In those days accounts had five digits but now my eight digit account number starts with three zeroes. I seldom need to use cheques so a book lasts for about eighteen months. A new one has just arrived and each cheque has a different nine character code starting with  # followed by a random eight character sequence of jumbled letters and numbers. I wonder what that’s for? I called Lloyds but the chap I spoke to hadn’t a clue either.

Meanwhile I have a “Smart” electricity meter that I kept unplugged in a drawer until I thought you might like to see it.

It does not influence my consumption of electricity one iota except to make me think that less than £2.50 a day is pretty good value compared to my other outgoings.
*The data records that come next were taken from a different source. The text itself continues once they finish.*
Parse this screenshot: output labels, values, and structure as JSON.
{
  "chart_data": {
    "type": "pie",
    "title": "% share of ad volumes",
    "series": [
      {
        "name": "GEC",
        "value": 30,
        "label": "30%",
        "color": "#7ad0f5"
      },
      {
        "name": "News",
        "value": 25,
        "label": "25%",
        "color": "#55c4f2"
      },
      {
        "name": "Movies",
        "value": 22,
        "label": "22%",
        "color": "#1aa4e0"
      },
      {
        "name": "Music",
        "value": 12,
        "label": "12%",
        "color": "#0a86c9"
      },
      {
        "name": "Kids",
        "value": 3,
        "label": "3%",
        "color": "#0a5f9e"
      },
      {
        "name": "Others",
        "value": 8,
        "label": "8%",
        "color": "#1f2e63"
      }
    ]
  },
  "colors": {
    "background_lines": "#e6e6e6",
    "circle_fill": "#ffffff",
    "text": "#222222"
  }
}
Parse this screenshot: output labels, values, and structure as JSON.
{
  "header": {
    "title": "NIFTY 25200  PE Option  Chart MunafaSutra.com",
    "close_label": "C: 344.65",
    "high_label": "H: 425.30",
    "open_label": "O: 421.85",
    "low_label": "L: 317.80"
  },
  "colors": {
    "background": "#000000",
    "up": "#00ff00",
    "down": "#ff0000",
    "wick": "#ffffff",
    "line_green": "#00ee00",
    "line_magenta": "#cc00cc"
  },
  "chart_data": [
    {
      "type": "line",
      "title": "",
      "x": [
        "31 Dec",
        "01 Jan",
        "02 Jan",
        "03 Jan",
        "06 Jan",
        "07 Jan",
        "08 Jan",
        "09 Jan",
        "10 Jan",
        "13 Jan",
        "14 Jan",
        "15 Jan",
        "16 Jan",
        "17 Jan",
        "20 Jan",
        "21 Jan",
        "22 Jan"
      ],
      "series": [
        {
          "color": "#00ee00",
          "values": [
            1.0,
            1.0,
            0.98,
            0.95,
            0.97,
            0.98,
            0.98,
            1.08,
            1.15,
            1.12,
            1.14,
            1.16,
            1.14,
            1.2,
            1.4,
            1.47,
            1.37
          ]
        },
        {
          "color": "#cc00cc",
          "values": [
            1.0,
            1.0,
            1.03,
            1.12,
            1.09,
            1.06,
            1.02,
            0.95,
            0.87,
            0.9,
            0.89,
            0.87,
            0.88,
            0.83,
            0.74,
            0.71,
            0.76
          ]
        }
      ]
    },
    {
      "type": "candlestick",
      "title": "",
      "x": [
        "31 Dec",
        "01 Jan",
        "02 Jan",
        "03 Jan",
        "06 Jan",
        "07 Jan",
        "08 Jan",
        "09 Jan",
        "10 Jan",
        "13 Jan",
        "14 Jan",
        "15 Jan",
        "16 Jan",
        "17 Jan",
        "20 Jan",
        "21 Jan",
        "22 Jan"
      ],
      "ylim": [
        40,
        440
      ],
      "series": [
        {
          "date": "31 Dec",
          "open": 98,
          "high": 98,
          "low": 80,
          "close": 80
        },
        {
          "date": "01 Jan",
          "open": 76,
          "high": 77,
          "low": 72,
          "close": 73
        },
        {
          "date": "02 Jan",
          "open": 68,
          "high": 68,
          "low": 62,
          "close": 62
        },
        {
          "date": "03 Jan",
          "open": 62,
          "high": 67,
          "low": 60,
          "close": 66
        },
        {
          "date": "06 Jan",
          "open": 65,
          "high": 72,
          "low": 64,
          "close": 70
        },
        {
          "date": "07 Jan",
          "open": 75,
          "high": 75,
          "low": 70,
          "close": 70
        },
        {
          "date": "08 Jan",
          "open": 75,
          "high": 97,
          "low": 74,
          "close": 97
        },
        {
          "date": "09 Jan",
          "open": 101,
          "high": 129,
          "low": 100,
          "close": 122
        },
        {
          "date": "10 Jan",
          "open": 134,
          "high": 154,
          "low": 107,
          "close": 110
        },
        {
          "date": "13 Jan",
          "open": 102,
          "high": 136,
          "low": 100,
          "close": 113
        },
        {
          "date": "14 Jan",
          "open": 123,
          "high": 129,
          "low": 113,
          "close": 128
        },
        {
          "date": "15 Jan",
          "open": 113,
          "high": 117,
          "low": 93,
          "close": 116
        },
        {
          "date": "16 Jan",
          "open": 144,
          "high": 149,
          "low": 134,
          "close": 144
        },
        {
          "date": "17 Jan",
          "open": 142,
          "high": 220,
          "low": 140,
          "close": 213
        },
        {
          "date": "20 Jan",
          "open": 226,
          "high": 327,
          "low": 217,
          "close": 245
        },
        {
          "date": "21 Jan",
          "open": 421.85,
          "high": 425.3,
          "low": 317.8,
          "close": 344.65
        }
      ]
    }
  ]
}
Yesterday Hoof Hearted commented on how unattractive it is to see people photographing their food (and usually themselves) in restaurants, a sentiment with which I agree. (Exquisitively laid out bento boxes are an exception.)  HH may also agree with GK Chesterton.

Of all modern phenomena, the most monstrous and ominous, the most manifestly rotting with disease, the most grimly prophetic of destruction, the most clearly and unmistakably inspired by evil spirits, the most instantly and awfully overshadowed by the wrath of heaven, the most near to madness and moral chaos, the most vivid with devilry and despair, is the practice of having to listen to loud music while eating a meal in a restaurant.

3 comments

  1. Unsurprisingly, I emphatically concur with Chesterton, but consider how much further things have deteriorated since he was writing. The problem is not limited to restaurants, as we are assaulted by ‘background’ (iniuriam descriptio) music everywhere. When I call my bank and am placed on hold I am subjected to Bach’s Air on a G string, and my electricity provider has chosen to blare out a short section of Mozart’s Eine kleine Nachtmusik (repetitiously).

    Recently I had to have an MRI scan. In preparation for this a nurse went through numerous questions. Her final question seemed rather out of context: she enquired what type of music I listened to? I replied ‘classical’, still a little curious of her question, but assuming it was pleasant small talk. On entering the MRI scanner I was exposed to 45 minutes of The Finale of Tchaikovsky’s 1812 Overture. TEN TIMES.

    What ever happened to quiet and calming spaces?

    1. I’m put in mind of a comment made by the character Don Draper in TV’s ‘Mad Men’. He was in a bar where the music was, he felt, too loud.

      “Could you keep it down? I’m trying to drink.”

  2. Any chance of following Smart Money with a blog on Smart Telephones? Today’s news states the average Briton consults his or hers every 12.5 minutes. How do you compare and what do you use yours for?